No estábamos preparados, pero no queríamos cruzarnos de brazos. Había que salir a buscar a los nuestros, a protegerlos del caos y luego correr a quitar piedras, a rescatar gente, a llevar víveres, a organizar centros de acopio, a distribuir agua, alimentos, consumibles; había que moverse de prisa, acordar métodos de distribución, improvisar roles, sumarse. Creíamos que en 1985 ya habíamos vivido todo hasta que vino el 2017 para revelarnos que nuestros instintos volverían a brotar como 32 años antes: había que moverse rápido para salvar vidas y ayudar en todo lo que fuera posible a quienes, repentinamente, se habían quedado sin nada.
Hoy ha vuelto a temblar. Pero esta vez no se ha movido la tierra sino la vida: amenazada por la ruleta rusa del contagio masivo (70% pasará por ese juego macabro: ¿seré asintomático, leve o grave?) todos padeceremos después los efectos inevitables de la pandemia que golpeará con crueldad a los más débiles y a los más pobres. Una brutal selección darwinista está recorriendo a la humanidad: están muriendo los más viejos, los hipertensos, los diabéticos, los portadores de VIH, los que tienen padecimientos renales y sobrevivirán los más fuertes, los más jóvenes, los más sanos. Cuando el terremoto haya concluido se sobrepondrán a la devastación económica quienes tengan casa, quienes tengan dinero, capital cultural, trabajo seguro y redes de protección y sucumbirán, como siempre, los que no tengan nada más que la vida. La estratificación de la sociedad se volverá todavía más profunda.
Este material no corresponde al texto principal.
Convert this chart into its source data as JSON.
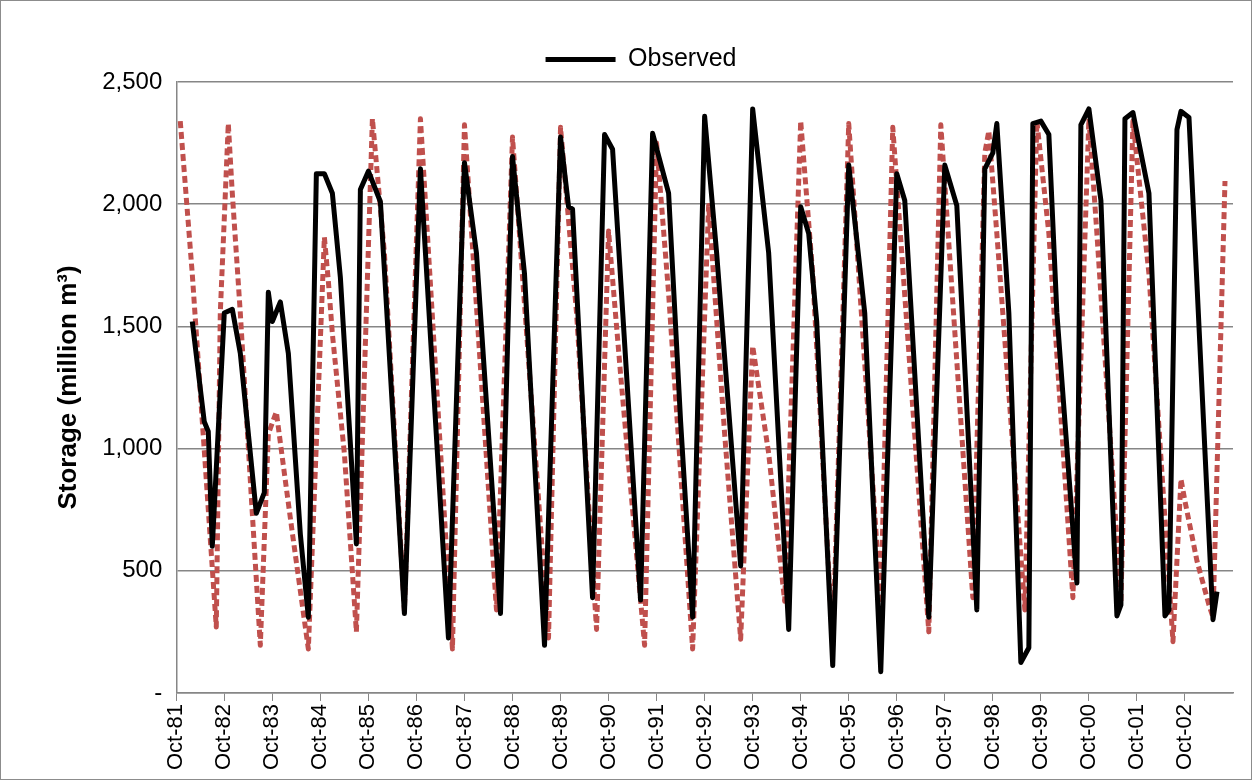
{
  "chart_data": {
    "type": "line",
    "ylabel": "Storage (million m³)",
    "legend": "top",
    "grid": "y",
    "marker": "none",
    "xlim": [
      "1981-10",
      "2003-10"
    ],
    "xticks": [
      {
        "value": "1981-10",
        "label": "Oct-81"
      },
      {
        "value": "1982-10",
        "label": "Oct-82"
      },
      {
        "value": "1983-10",
        "label": "Oct-83"
      },
      {
        "value": "1984-10",
        "label": "Oct-84"
      },
      {
        "value": "1985-10",
        "label": "Oct-85"
      },
      {
        "value": "1986-10",
        "label": "Oct-86"
      },
      {
        "value": "1987-10",
        "label": "Oct-87"
      },
      {
        "value": "1988-10",
        "label": "Oct-88"
      },
      {
        "value": "1989-10",
        "label": "Oct-89"
      },
      {
        "value": "1990-10",
        "label": "Oct-90"
      },
      {
        "value": "1991-10",
        "label": "Oct-91"
      },
      {
        "value": "1992-10",
        "label": "Oct-92"
      },
      {
        "value": "1993-10",
        "label": "Oct-93"
      },
      {
        "value": "1994-10",
        "label": "Oct-94"
      },
      {
        "value": "1995-10",
        "label": "Oct-95"
      },
      {
        "value": "1996-10",
        "label": "Oct-96"
      },
      {
        "value": "1997-10",
        "label": "Oct-97"
      },
      {
        "value": "1998-10",
        "label": "Oct-98"
      },
      {
        "value": "1999-10",
        "label": "Oct-99"
      },
      {
        "value": "2000-10",
        "label": "Oct-00"
      },
      {
        "value": "2001-10",
        "label": "Oct-01"
      },
      {
        "value": "2002-10",
        "label": "Oct-02"
      }
    ],
    "ylim": [
      0,
      2500
    ],
    "yticks": [
      {
        "value": 0,
        "label": "-"
      },
      500,
      {
        "value": 1000,
        "label": "1,000"
      },
      {
        "value": 1500,
        "label": "1,500"
      },
      {
        "value": 2000,
        "label": "2,000"
      },
      {
        "value": 2500,
        "label": "2,500"
      }
    ],
    "series": [
      {
        "name": "Observed",
        "color": "#000000",
        "line_style": "solid",
        "x": [
          "1982-02",
          "1982-05",
          "1982-06",
          "1982-07",
          "1982-10",
          "1982-12",
          "1983-02",
          "1983-06",
          "1983-08",
          "1983-09",
          "1983-10",
          "1983-12",
          "1984-02",
          "1984-05",
          "1984-07",
          "1984-09",
          "1984-11",
          "1985-01",
          "1985-03",
          "1985-07",
          "1985-08",
          "1985-10",
          "1986-01",
          "1986-07",
          "1986-11",
          "1987-06",
          "1987-10",
          "1988-01",
          "1988-07",
          "1988-10",
          "1989-01",
          "1989-06",
          "1989-10",
          "1989-12",
          "1990-01",
          "1990-06",
          "1990-09",
          "1990-11",
          "1991-06",
          "1991-09",
          "1992-01",
          "1992-04",
          "1992-07",
          "1992-10",
          "1993-01",
          "1993-07",
          "1993-10",
          "1994-02",
          "1994-07",
          "1994-10",
          "1994-12",
          "1995-02",
          "1995-06",
          "1995-10",
          "1996-02",
          "1996-06",
          "1996-10",
          "1996-12",
          "1997-06",
          "1997-10",
          "1998-01",
          "1998-06",
          "1998-08",
          "1998-10",
          "1998-11",
          "1999-02",
          "1999-05",
          "1999-07",
          "1999-08",
          "1999-10",
          "1999-12",
          "2000-02",
          "2000-07",
          "2000-08",
          "2000-10",
          "2001-01",
          "2001-05",
          "2001-06",
          "2001-07",
          "2001-09",
          "2002-01",
          "2002-05",
          "2002-06",
          "2002-08",
          "2002-09",
          "2002-11",
          "2002-12",
          "2003-05",
          "2003-06"
        ],
        "values": [
          1520,
          1110,
          1070,
          600,
          1555,
          1570,
          1390,
          735,
          820,
          1640,
          1520,
          1600,
          1390,
          650,
          310,
          2125,
          2125,
          2045,
          1700,
          610,
          2060,
          2135,
          2010,
          325,
          2145,
          225,
          2170,
          1800,
          325,
          2195,
          1715,
          195,
          2275,
          1990,
          1980,
          390,
          2285,
          2225,
          380,
          2290,
          2045,
          1110,
          310,
          2360,
          1800,
          520,
          2390,
          1800,
          260,
          1990,
          1880,
          1520,
          112,
          2160,
          1555,
          87,
          2125,
          2015,
          310,
          2160,
          1995,
          340,
          2145,
          2210,
          2330,
          1555,
          125,
          185,
          2330,
          2340,
          2285,
          1555,
          450,
          2325,
          2390,
          2015,
          315,
          360,
          2350,
          2375,
          2045,
          315,
          340,
          2305,
          2380,
          2355,
          2015,
          300,
          415
        ]
      },
      {
        "color": "#c0504d",
        "line_style": "dashed",
        "x": [
          "1981-11",
          "1982-02",
          "1982-08",
          "1982-09",
          "1982-11",
          "1982-12",
          "1983-02",
          "1983-05",
          "1983-07",
          "1983-09",
          "1983-11",
          "1984-01",
          "1984-03",
          "1984-07",
          "1984-11",
          "1984-12",
          "1985-01",
          "1985-04",
          "1985-07",
          "1985-11",
          "1986-02",
          "1986-07",
          "1986-11",
          "1987-07",
          "1987-10",
          "1988-06",
          "1988-10",
          "1989-07",
          "1989-10",
          "1990-02",
          "1990-07",
          "1990-10",
          "1991-01",
          "1991-07",
          "1991-10",
          "1992-01",
          "1992-07",
          "1992-11",
          "1993-03",
          "1993-07",
          "1993-10",
          "1994-02",
          "1994-06",
          "1994-10",
          "1995-01",
          "1995-06",
          "1995-10",
          "1996-06",
          "1996-09",
          "1997-06",
          "1997-09",
          "1998-05",
          "1998-08",
          "1998-09",
          "1998-11",
          "1999-02",
          "1999-06",
          "1999-09",
          "1999-12",
          "2000-06",
          "2000-10",
          "2000-12",
          "2001-06",
          "2001-09",
          "2002-01",
          "2002-07",
          "2002-09",
          "2002-10",
          "2003-01",
          "2003-04",
          "2003-05",
          "2003-08"
        ],
        "values": [
          2340,
          1715,
          270,
          1555,
          2330,
          2045,
          1555,
          735,
          195,
          1060,
          1150,
          900,
          655,
          180,
          1865,
          1685,
          1470,
          980,
          250,
          2350,
          1800,
          335,
          2350,
          180,
          2325,
          340,
          2275,
          225,
          2315,
          1555,
          260,
          1890,
          1305,
          195,
          2250,
          1635,
          180,
          1995,
          1060,
          220,
          1420,
          980,
          375,
          2340,
          1715,
          195,
          2330,
          365,
          2315,
          250,
          2325,
          390,
          2210,
          2300,
          1880,
          1225,
          340,
          2340,
          1880,
          390,
          2350,
          1880,
          375,
          2340,
          1715,
          210,
          875,
          785,
          540,
          360,
          310,
          2095
        ]
      }
    ]
  }
}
Del gobierno no cabe esperar mucho más, ni tampoco del resto de nuestra clase política. Ya vimos sus límites: igual que en 1985 y 2017, no serán ellos quienes asuman el sentido de urgencia ni la inminente necesidad de cambiar los cursos de acción. No parecen asimilar que el entorno que conocían ya se hundió y están estancados en sus lugares comunes. El presidente está viviendo en la negación, como si esta situación nos fuera ajena y sigue actuando de la misma manera, sin admitir que los problemas económicos y sociales que se nos vienen encima rebasarán con creces los planes que se había hecho y que no servirán las piscachas que va repartiendo: no alcanzarán por la combinación entre recesión, devaluación e inflación; porque el dinero valdrá menos, los programas públicos no podrán sufragarse y la informalidad aumentará tanto como las necesidades de ingreso. El confinamiento obligado por el Coronavirus ya está castigando a quienes viven al día y sobreviven de lo que puedan sacar de la calle y, por esa razón, no podrán resistir cuatro semanas en casas que no tienen o donde conviven hacinados y en condiciones insoportables.
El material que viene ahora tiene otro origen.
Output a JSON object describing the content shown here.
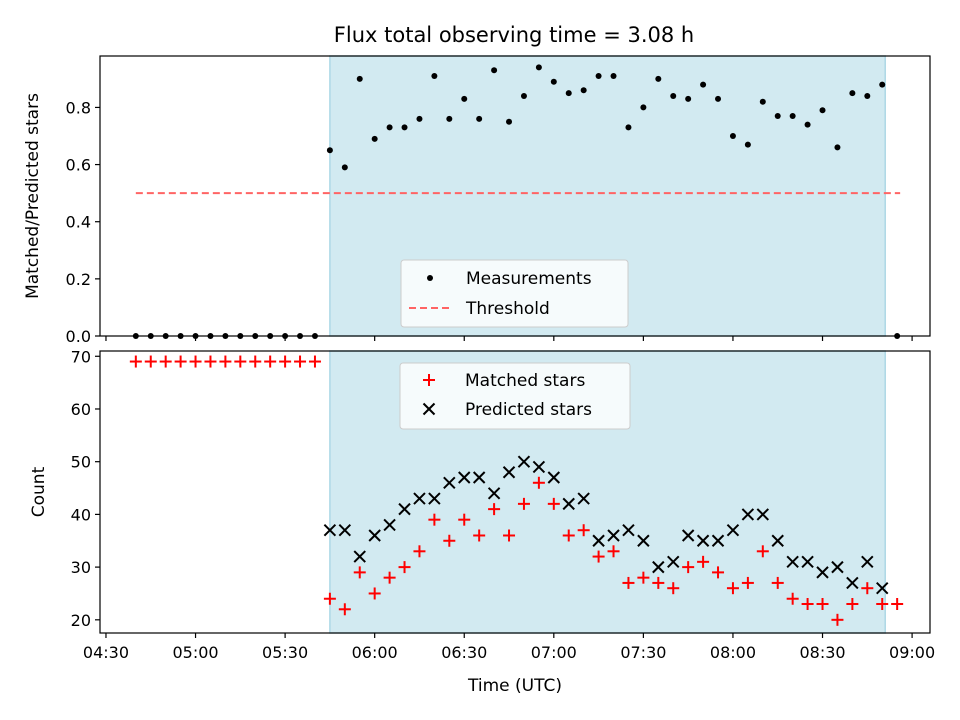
{
  "title": "Flux total observing time = 3.08 h",
  "colors": {
    "band": "#add8e6",
    "measurements": "#000000",
    "threshold": "#ff6464",
    "matched": "#ff0000",
    "predicted": "#000000"
  },
  "chart_data": [
    {
      "type": "scatter",
      "ylabel": "Matched/Predicted stars",
      "ylim": [
        0,
        0.98
      ],
      "yticks": [
        "0.0",
        "0.2",
        "0.4",
        "0.6",
        "0.8"
      ],
      "ytick_values": [
        0,
        0.2,
        0.4,
        0.6,
        0.8
      ],
      "xlim": [
        "04:28",
        "09:06"
      ],
      "highlight_band": [
        "05:45",
        "08:51"
      ],
      "legend": {
        "placement": "lower center",
        "entries": [
          "Measurements",
          "Threshold"
        ]
      },
      "threshold": {
        "name": "Threshold",
        "y": 0.5,
        "x_range": [
          "04:40",
          "08:56"
        ],
        "style": "dashed"
      },
      "series": [
        {
          "name": "Measurements",
          "marker": "dot",
          "x": [
            "04:40",
            "04:45",
            "04:50",
            "04:55",
            "05:00",
            "05:05",
            "05:10",
            "05:15",
            "05:20",
            "05:25",
            "05:30",
            "05:35",
            "05:40",
            "05:45",
            "05:50",
            "05:55",
            "06:00",
            "06:05",
            "06:10",
            "06:15",
            "06:20",
            "06:25",
            "06:30",
            "06:35",
            "06:40",
            "06:45",
            "06:50",
            "06:55",
            "07:00",
            "07:05",
            "07:10",
            "07:15",
            "07:20",
            "07:25",
            "07:30",
            "07:35",
            "07:40",
            "07:45",
            "07:50",
            "07:55",
            "08:00",
            "08:05",
            "08:10",
            "08:15",
            "08:20",
            "08:25",
            "08:30",
            "08:35",
            "08:40",
            "08:45",
            "08:50",
            "08:55"
          ],
          "values": [
            0,
            0,
            0,
            0,
            0,
            0,
            0,
            0,
            0,
            0,
            0,
            0,
            0,
            0.65,
            0.59,
            0.9,
            0.69,
            0.73,
            0.73,
            0.76,
            0.91,
            0.76,
            0.83,
            0.76,
            0.93,
            0.75,
            0.84,
            0.94,
            0.89,
            0.85,
            0.86,
            0.91,
            0.91,
            0.73,
            0.8,
            0.9,
            0.84,
            0.83,
            0.88,
            0.83,
            0.7,
            0.67,
            0.82,
            0.77,
            0.77,
            0.74,
            0.79,
            0.66,
            0.85,
            0.84,
            0.88,
            0
          ]
        }
      ]
    },
    {
      "type": "scatter",
      "xlabel": "Time (UTC)",
      "ylabel": "Count",
      "ylim": [
        17.5,
        71
      ],
      "yticks": [
        "20",
        "30",
        "40",
        "50",
        "60",
        "70"
      ],
      "ytick_values": [
        20,
        30,
        40,
        50,
        60,
        70
      ],
      "xlim": [
        "04:28",
        "09:06"
      ],
      "xticks": [
        "04:30",
        "05:00",
        "05:30",
        "06:00",
        "06:30",
        "07:00",
        "07:30",
        "08:00",
        "08:30",
        "09:00"
      ],
      "highlight_band": [
        "05:45",
        "08:51"
      ],
      "legend": {
        "placement": "upper center",
        "entries": [
          "Matched stars",
          "Predicted stars"
        ]
      },
      "series": [
        {
          "name": "Matched stars",
          "marker": "plus",
          "x": [
            "04:40",
            "04:45",
            "04:50",
            "04:55",
            "05:00",
            "05:05",
            "05:10",
            "05:15",
            "05:20",
            "05:25",
            "05:30",
            "05:35",
            "05:40",
            "05:45",
            "05:50",
            "05:55",
            "06:00",
            "06:05",
            "06:10",
            "06:15",
            "06:20",
            "06:25",
            "06:30",
            "06:35",
            "06:40",
            "06:45",
            "06:50",
            "06:55",
            "07:00",
            "07:05",
            "07:10",
            "07:15",
            "07:20",
            "07:25",
            "07:30",
            "07:35",
            "07:40",
            "07:45",
            "07:50",
            "07:55",
            "08:00",
            "08:05",
            "08:10",
            "08:15",
            "08:20",
            "08:25",
            "08:30",
            "08:35",
            "08:40",
            "08:45",
            "08:50",
            "08:55"
          ],
          "values": [
            69,
            69,
            69,
            69,
            69,
            69,
            69,
            69,
            69,
            69,
            69,
            69,
            69,
            24,
            22,
            29,
            25,
            28,
            30,
            33,
            39,
            35,
            39,
            36,
            41,
            36,
            42,
            46,
            42,
            36,
            37,
            32,
            33,
            27,
            28,
            27,
            26,
            30,
            31,
            29,
            26,
            27,
            33,
            27,
            24,
            23,
            23,
            20,
            23,
            26,
            23,
            23
          ]
        },
        {
          "name": "Predicted stars",
          "marker": "x",
          "x": [
            "05:45",
            "05:50",
            "05:55",
            "06:00",
            "06:05",
            "06:10",
            "06:15",
            "06:20",
            "06:25",
            "06:30",
            "06:35",
            "06:40",
            "06:45",
            "06:50",
            "06:55",
            "07:00",
            "07:05",
            "07:10",
            "07:15",
            "07:20",
            "07:25",
            "07:30",
            "07:35",
            "07:40",
            "07:45",
            "07:50",
            "07:55",
            "08:00",
            "08:05",
            "08:10",
            "08:15",
            "08:20",
            "08:25",
            "08:30",
            "08:35",
            "08:40",
            "08:45",
            "08:50"
          ],
          "values": [
            37,
            37,
            32,
            36,
            38,
            41,
            43,
            43,
            46,
            47,
            47,
            44,
            48,
            50,
            49,
            47,
            42,
            43,
            35,
            36,
            37,
            35,
            30,
            31,
            36,
            35,
            35,
            37,
            40,
            40,
            35,
            31,
            31,
            29,
            30,
            27,
            31,
            26
          ]
        }
      ]
    }
  ]
}
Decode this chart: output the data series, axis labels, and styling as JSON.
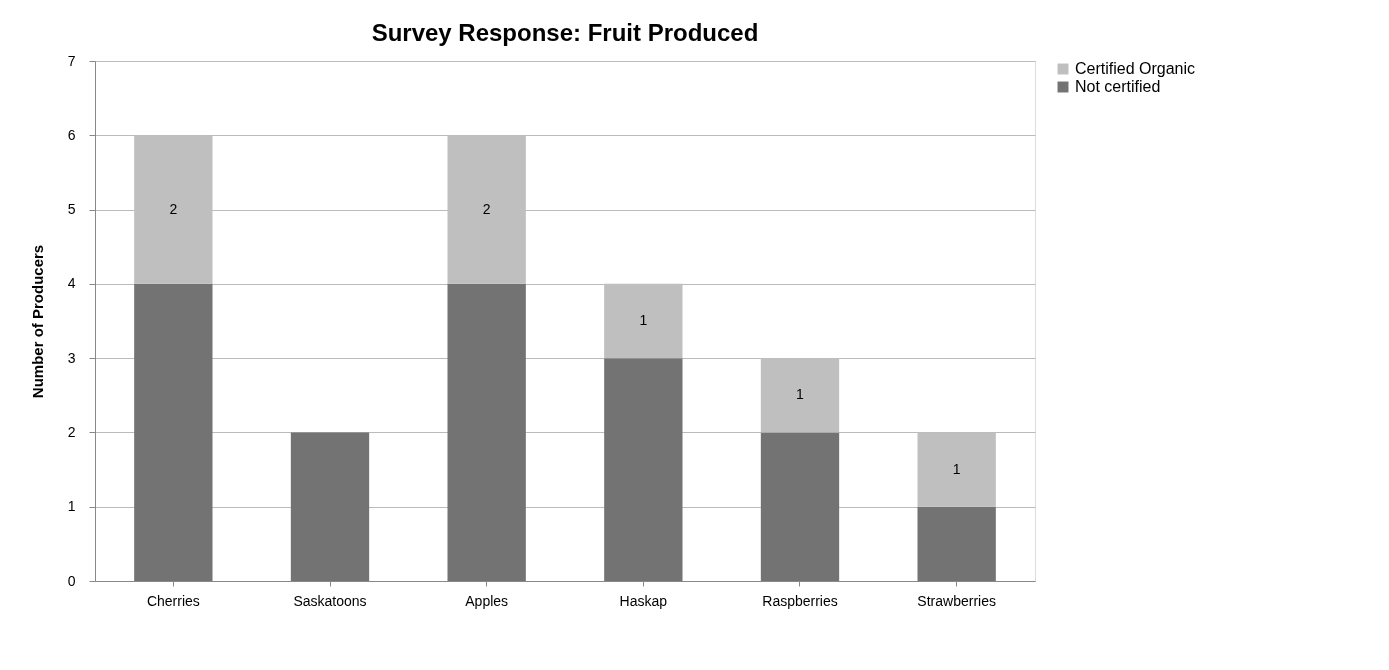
{
  "chart_data": {
    "type": "bar",
    "title": "Survey Response: Fruit Produced",
    "ylabel": "Number of Producers",
    "categories": [
      "Cherries",
      "Saskatoons",
      "Apples",
      "Haskap",
      "Raspberries",
      "Strawberries"
    ],
    "stacked": true,
    "series": [
      {
        "name": "Not certified",
        "color": "#737373",
        "values": [
          4,
          2,
          4,
          3,
          2,
          1
        ]
      },
      {
        "name": "Certified Organic",
        "color": "#bfbfbf",
        "values": [
          2,
          null,
          2,
          1,
          1,
          1
        ],
        "value_labels": [
          "2",
          null,
          "2",
          "1",
          "1",
          "1"
        ]
      }
    ],
    "ylim": [
      0,
      7
    ],
    "yticks": [
      0,
      1,
      2,
      3,
      4,
      5,
      6,
      7
    ],
    "grid": "y",
    "legend": "right"
  }
}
Hoy es el día siguiente del terremoto y tenemos que actuar ya, porque decenas de miles de personas se están quedando sin ingresos, sin forma de obtenerlos y sin esperanza de salir adelante; no tienen cómo cuidarse ni cómo proteger a los suyos. ¿Qué estamos esperando para formar centros de acopio y construir cadenas de apoyo? Es ridículo suponer que los programas sociales podrán suplir las carencias que se acumularán hora tras hora y es despiadado sugerir que los pobres deben seguir trabajando, inmunes al virus.
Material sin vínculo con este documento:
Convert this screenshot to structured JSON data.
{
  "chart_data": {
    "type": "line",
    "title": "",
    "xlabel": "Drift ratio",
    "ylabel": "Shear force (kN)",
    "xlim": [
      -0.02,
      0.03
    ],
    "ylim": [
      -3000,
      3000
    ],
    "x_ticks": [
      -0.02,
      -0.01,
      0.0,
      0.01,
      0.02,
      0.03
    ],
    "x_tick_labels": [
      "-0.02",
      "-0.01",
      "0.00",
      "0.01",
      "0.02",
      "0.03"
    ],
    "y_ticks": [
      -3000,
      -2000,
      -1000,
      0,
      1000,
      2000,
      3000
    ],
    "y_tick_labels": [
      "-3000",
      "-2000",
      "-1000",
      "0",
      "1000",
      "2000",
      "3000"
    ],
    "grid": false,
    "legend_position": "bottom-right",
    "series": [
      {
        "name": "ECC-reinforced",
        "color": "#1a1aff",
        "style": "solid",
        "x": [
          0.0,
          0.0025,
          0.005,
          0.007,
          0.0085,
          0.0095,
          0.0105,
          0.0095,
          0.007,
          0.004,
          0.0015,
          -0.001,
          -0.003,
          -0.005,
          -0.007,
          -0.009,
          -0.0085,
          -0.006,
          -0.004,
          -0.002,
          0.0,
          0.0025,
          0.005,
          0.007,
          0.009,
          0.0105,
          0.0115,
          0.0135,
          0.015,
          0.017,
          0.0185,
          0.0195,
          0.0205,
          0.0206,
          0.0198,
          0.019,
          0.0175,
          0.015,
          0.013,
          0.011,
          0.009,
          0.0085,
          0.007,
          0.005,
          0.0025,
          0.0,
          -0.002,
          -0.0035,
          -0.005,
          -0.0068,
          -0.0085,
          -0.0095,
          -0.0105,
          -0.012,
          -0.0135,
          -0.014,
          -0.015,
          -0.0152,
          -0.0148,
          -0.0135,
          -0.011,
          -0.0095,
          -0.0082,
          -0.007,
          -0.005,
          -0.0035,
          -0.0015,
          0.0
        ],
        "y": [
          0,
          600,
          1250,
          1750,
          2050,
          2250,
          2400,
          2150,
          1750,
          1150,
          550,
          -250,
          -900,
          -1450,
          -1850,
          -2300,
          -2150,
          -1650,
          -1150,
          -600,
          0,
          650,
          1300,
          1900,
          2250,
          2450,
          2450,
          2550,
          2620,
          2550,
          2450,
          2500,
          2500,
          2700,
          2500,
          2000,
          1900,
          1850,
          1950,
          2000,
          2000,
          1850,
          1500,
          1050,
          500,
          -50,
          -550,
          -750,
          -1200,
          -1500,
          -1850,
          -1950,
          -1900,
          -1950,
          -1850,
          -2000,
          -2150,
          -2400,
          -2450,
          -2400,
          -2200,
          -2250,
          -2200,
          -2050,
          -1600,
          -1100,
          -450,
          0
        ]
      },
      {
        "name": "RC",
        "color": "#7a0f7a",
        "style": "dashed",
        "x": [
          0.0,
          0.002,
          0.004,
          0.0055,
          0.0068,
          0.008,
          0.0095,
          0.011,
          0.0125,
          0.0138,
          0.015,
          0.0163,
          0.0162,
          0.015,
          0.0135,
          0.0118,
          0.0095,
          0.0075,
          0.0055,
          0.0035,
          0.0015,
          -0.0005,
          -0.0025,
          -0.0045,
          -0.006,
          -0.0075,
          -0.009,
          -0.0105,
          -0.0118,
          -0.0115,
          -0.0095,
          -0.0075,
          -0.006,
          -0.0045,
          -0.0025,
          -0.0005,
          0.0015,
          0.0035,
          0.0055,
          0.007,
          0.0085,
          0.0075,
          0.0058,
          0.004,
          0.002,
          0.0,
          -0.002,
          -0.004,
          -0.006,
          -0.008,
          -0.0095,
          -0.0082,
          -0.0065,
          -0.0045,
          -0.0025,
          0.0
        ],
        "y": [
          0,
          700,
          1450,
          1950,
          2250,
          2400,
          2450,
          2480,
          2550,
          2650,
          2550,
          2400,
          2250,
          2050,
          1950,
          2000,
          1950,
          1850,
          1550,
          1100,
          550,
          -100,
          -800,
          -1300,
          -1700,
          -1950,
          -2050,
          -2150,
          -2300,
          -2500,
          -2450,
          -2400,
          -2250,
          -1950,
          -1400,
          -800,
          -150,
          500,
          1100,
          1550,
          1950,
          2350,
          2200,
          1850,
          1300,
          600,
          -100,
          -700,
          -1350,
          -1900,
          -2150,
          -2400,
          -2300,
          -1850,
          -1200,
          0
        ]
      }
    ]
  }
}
Si queremos sobrevivir como sociedad y no solo como individuos aislados, debemos sobreponernos a nuestros temores y tejer de inmediato las redes de salvaguarda y de respaldo social necesarias para contrapesar los efectos brutales de esta tragedia entre los más pobres y los más débiles. Nadie debe rendirse a la lógica infame de la selección natural. Hay que quitar piedras y salvar vidas, volver a levantar puños para organizar el respaldo y asumir que, para remontar esta situación y sobrevivirla como nación, nunca fue más importante la solidaridad de todos, con todos. Hoy es el día siguiente del terremoto.